Real prostatic symptoms should not simply be tolerated as ‘old age’ but some symptoms could be due to other causes. As people get older, all their bodily functions can deteriorate and this includes the bladder. Irritative symptoms, such as frequency or urgency, are most likely to occur in this way.
One common problem is needing to pass urine in the night. This affects elderly women as much as elderly men, and many men who have prostate operations are disappointed to find that they still have to get up in the night afterwards. Older people tend to sleep less well; they pass urine because they are awake, rather than being woken by the need to pass urine. Sometimes the kidneys are not as good at restricting the amount of urine they make in the night, and some drugs increase the amount of urine.
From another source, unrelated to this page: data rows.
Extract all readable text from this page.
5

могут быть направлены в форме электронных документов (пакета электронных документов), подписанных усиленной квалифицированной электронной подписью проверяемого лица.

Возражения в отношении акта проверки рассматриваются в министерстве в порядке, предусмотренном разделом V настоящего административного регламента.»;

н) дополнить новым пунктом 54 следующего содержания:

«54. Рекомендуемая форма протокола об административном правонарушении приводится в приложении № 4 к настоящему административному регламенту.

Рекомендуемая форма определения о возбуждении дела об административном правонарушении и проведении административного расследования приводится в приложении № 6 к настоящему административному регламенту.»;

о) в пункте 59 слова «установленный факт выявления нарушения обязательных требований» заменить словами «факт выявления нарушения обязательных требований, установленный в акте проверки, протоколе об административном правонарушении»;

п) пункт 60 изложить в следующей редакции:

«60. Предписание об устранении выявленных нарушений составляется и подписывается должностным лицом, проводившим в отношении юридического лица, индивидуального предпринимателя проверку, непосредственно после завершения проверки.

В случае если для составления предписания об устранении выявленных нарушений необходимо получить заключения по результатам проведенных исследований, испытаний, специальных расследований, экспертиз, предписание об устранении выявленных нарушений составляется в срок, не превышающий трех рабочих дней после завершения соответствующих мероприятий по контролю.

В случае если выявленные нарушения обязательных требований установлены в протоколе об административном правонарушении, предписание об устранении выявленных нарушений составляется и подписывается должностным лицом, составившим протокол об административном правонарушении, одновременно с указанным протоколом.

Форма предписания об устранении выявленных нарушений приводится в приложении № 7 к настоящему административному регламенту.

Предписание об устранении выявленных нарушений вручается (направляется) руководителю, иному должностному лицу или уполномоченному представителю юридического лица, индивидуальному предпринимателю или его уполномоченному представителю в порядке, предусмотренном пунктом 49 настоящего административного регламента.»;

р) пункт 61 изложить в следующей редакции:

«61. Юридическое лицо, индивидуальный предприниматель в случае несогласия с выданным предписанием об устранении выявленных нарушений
Some diseases, like diabetes, which may start in old age, can increase urine production and will affect the number of times the bladder needs to be emptied. Some diseases of the nervous system, including strokes and Parkinson’s disease, can affect the bladder.
A change in lifestyle may also cause trouble. After retiring from work, many men drink more tea or coffee than before, or visit the pub at lunchtime. More fluid in means more fluid out – and therefore they need to pass urine more often.
Trouble with your bladder does not have to be an inevitable feature of getting old. However, when it is due to the prostate, a prostate operation is not an infallible cure for every urinary symptom. Sometimes it must be avoided as it might make things worse. Before having any treatment, the condition must be properly assessed.
Blood in the Urine
It is most important that blood in the urine (haematuria) should not be considered a ‘prostate symptom’, because up to a third of the people seen by urologists with this symptom are found to have something potentially serious, such as a tumour in the bladder or (less often) a tumour in the kidney.
Many of these tumours are not frankly cancerous and can be cured. In all cases, the sooner they are diagnosed, the more likely they are to be cured and the easier the treatment will be.
Blood in the urine is investigated by using an X-ray procedure called an intravenous urogram (or sometimes an ultrasound scan) and a cystoscopy. If you see blood in your urine, do not ignore it, even if it goes away. You should see your doctor straight away.
Sometimes, blood that is not visible to the naked eye is found when a urine specimen is tested. Although this is less likely to be due to something serious than visible bleeding, it is still best to have it checked out.